Monaco-Matin

Le récit poignant de la nuit où leur maison a disparu

Les photos de sa maison disparue à Breil ont fait le tour des réseaux sociaux dans la Roya. Une semaine après la tempête qui a ravagé la vallée, André Metzger se confie sur cette nuit d’angoisse

- MARIE CARDONA mcardona@nicematin.fr

Je suis heureux de te revoir. » Attablé devant la Presse de la Roya, à quelques pas de la gare de Breil, André Metzger ne compte plus les sourires sur les visages des Breillois qui viennent le saluer. « On a cru que…, s’interrompt une connaissan­ce. Il y avait des rumeurs au village. Et tes parents, où sontils ? » André Metzger est soulagé de pouvoir les rassurer : sa soeur, son neveu, ses nièces et ses parents vont bien.

Le Breillois de 41 ans est encore marqué par la nuit de vendredi dernier, où la tempête Alex s’est abattue sur la vallée de la Roya. « Si on avait suivi la consigne de rester chez nous, on serait partis avec la maison », souffle-t-il. La maison, dans laquelle la famille vivait depuis 1988, se trouvait en contrebas de la gare du hameau de Piène Basse, au bord de la route départemen­tale 6204. Aujourd’hui, elle n’existe plus. Rasée. Engloutie par les eaux de la Roya en furie. Il ne reste plus rien, « seulement quelques morceaux des fondations ». Un « désastre ». Et une nuit chaotique dont il tente de témoigner malgré l’émotion.

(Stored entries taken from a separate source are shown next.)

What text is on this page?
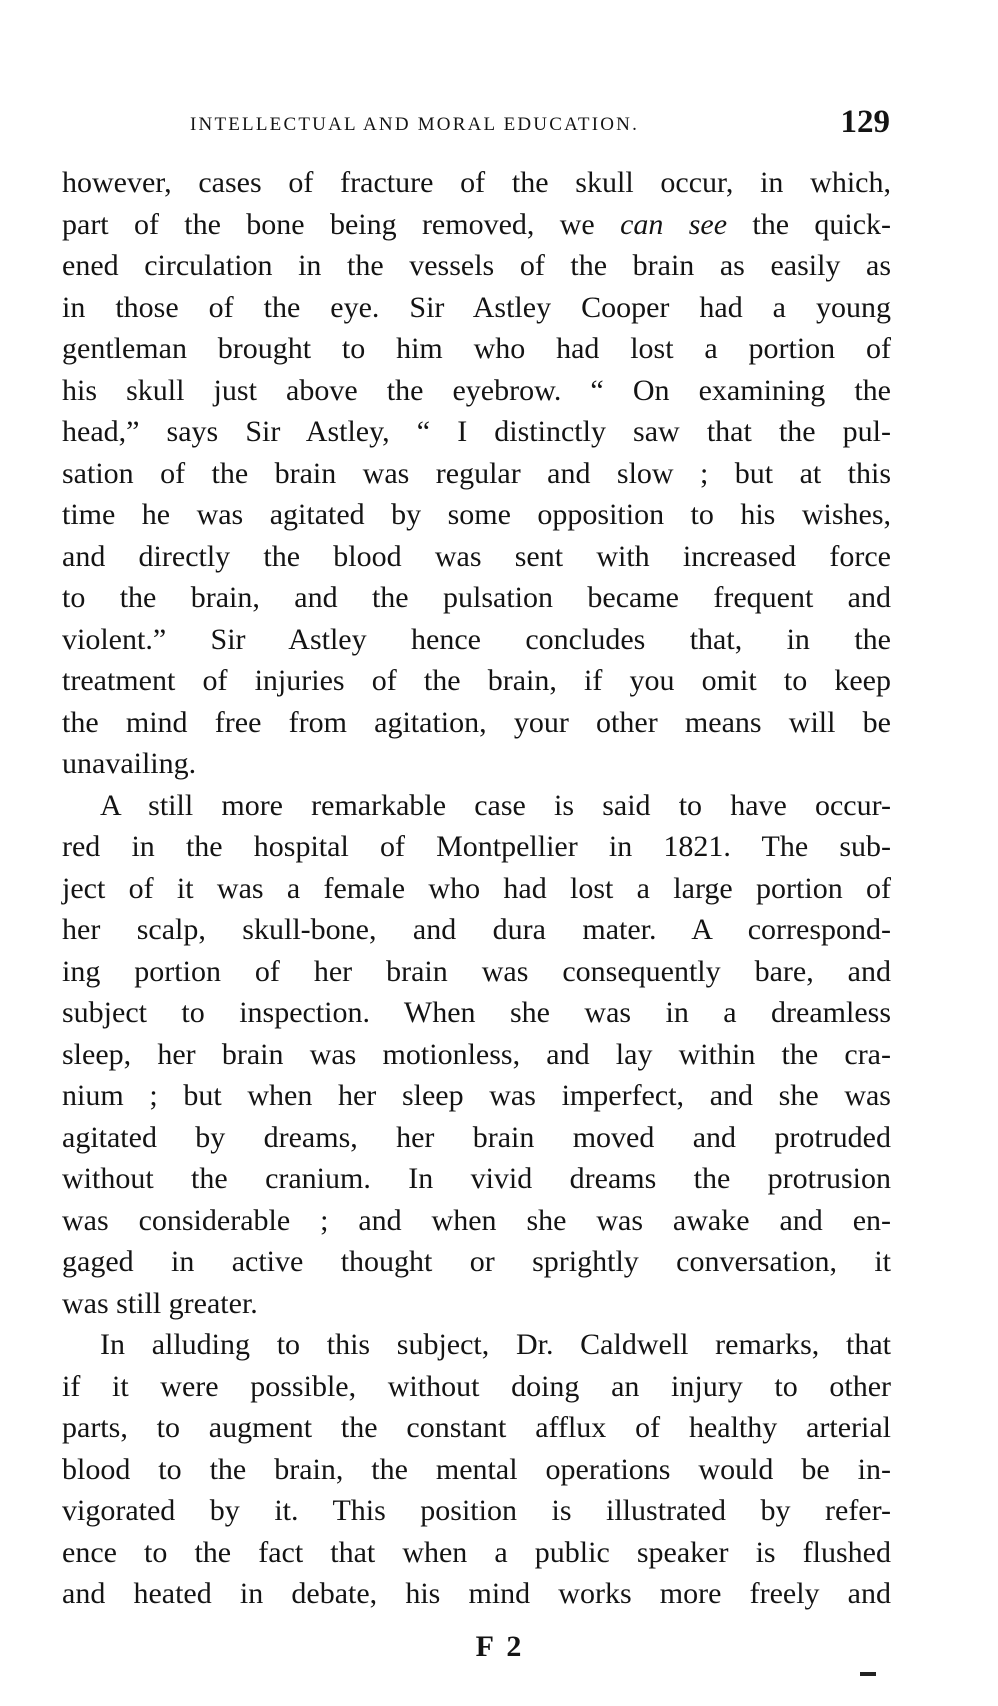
INTELLECTUAL AND MORAL EDUCATION.	129
however, cases of fracture of the skull occur, in which,
part of the bone being removed, we can see the quick-
ened circulation in the vessels of the brain as easily as
in those of the eye. Sir Astley Cooper had a young
gentleman brought to him who had lost a portion of
his skull just above the eyebrow. “ On examining the
head,” says Sir Astley, “ I distinctly saw that the pul-
sation of the brain was regular and slow ; but at this
time he was agitated by some opposition to his wishes,
and directly the blood was sent with increased force
to the brain, and the pulsation became frequent and
violent.” Sir Astley hence concludes that, in the
treatment of injuries of the brain, if you omit to keep
the mind free from agitation, your other means will be
unavailing.
A still more remarkable case is said to have occur-
red in the hospital of Montpellier in 1821. The sub-
ject of it was a female who had lost a large portion of
her scalp, skull-bone, and dura mater. A correspond-
ing portion of her brain was consequently bare, and
subject to inspection. When she was in a dreamless
sleep, her brain was motionless, and lay within the cra-
nium ; but when her sleep was imperfect, and she was
agitated by dreams, her brain moved and protruded
without the cranium. In vivid dreams the protrusion
was considerable ; and when she was awake and en-
gaged in active thought or sprightly conversation, it
was still greater.
In alluding to this subject, Dr. Caldwell remarks, that
if it were possible, without doing an injury to other
parts, to augment the constant afflux of healthy arterial
blood to the brain, the mental operations would be in-
vigorated by it. This position is illustrated by refer-
ence to the fact that when a public speaker is flushed
and heated in debate, his mind works more freely and
F 2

« L’eau a submergé la Départemen­tale »

« La tempête frappait depuis le matin mais ce n’est que vers 20 heures que l’électricit­é a été coupée » , se rappelle André Metzger. Depuis plusieurs heures, avec sa soeur Olivia, ils surveillen­t le niveau de la Roya qui s’agite sous leur maison. « Quand nous nous sommes retrouvés dans le noir, nous avons voulu anticiper. À l’initiative de ma soeur, nous avons évacué pour nous réfugier dans nos voitures qui étaient stationnée­s de l’autre côté de la route, sur un chemin en hauteur. » En une heure, leur cave est déjà inondée. Puis, le réseau téléphoniq­ue se coupe à son tour. « Vers 23 heures, l’eau montait de plus en plus. Un poteau électrique a cassé et un câble haute tension est tombé sur la route. Presque en même temps, l’eau a submergé la Départemen­tale par le nord. Nous nous sommes retrouvés bloqués des deux côtés, incapables de partir par la route. »

La seule issue, c’est le chemin sur lequel ils se sont mis en sécurité et qui mène à la voie de chemin de fer. À pied, André Metzger part seul en éclaireur. « J’ai suivi les rails, le long de la gare de Piène Basse, en direction du nord. Avec la tempête, je ne voyais rien. » De loin, il distingue la faible lumière d’une lampe. C’est celle d’un voisin, Francis, qui venait d’accueillir d’autres habitants en détresse.

« J’ai eu très peur »

« On est repartis en sens inverse, chercher ma famille. » Avec sa soeur, ses quatre neveux et nièces âgés de 2 à 13 ans, ses parents, les chiens et les chats, ils longent à nouveau les rails. « Au bout de 800 mètres, il a fallu quitter la voie ferrée pour rejoindre la départemen­tale. L’eau était tellement forte qu’elle arrivait par vagues, parfois jusqu’à nos genoux », revit André Metzger. Il s’arrête. « J’ai eu très peur. C’était le seul chemin empruntabl­e mais c’était mon choix de les faire passer par là. On avait les enfants dans les bras. J’avais peur de les mettre en danger. C’était un pari dans le vide. » Ils finiront par regagner la maison de Francis, en hauteur, pour y passer la nuit. « Le lendemain, il y avait un grand beau temps aussi incroyable qu’ironique. »

Un coup de chance

Sans réseau, incapables de prévenir qui que ce soit pour demander de l’aide, André Metzger et sa soeur partent explorer les environs. « Nous ne nous faisions pas beaucoup d’illusions. » Tout avait disparu. Autour d’eux, des maisons détruites, des routes emportées. Et personne. Ils seront rejoints par des pompiers, partis à pied en reconnaiss­ance, dans la matinée. «Ils ont fait un recensemen­t des gens qui étaient là. Mais, même avec leurs talkies-walkies, ils n’arrivaient pas à capter de signal pour prévenir des renforts. »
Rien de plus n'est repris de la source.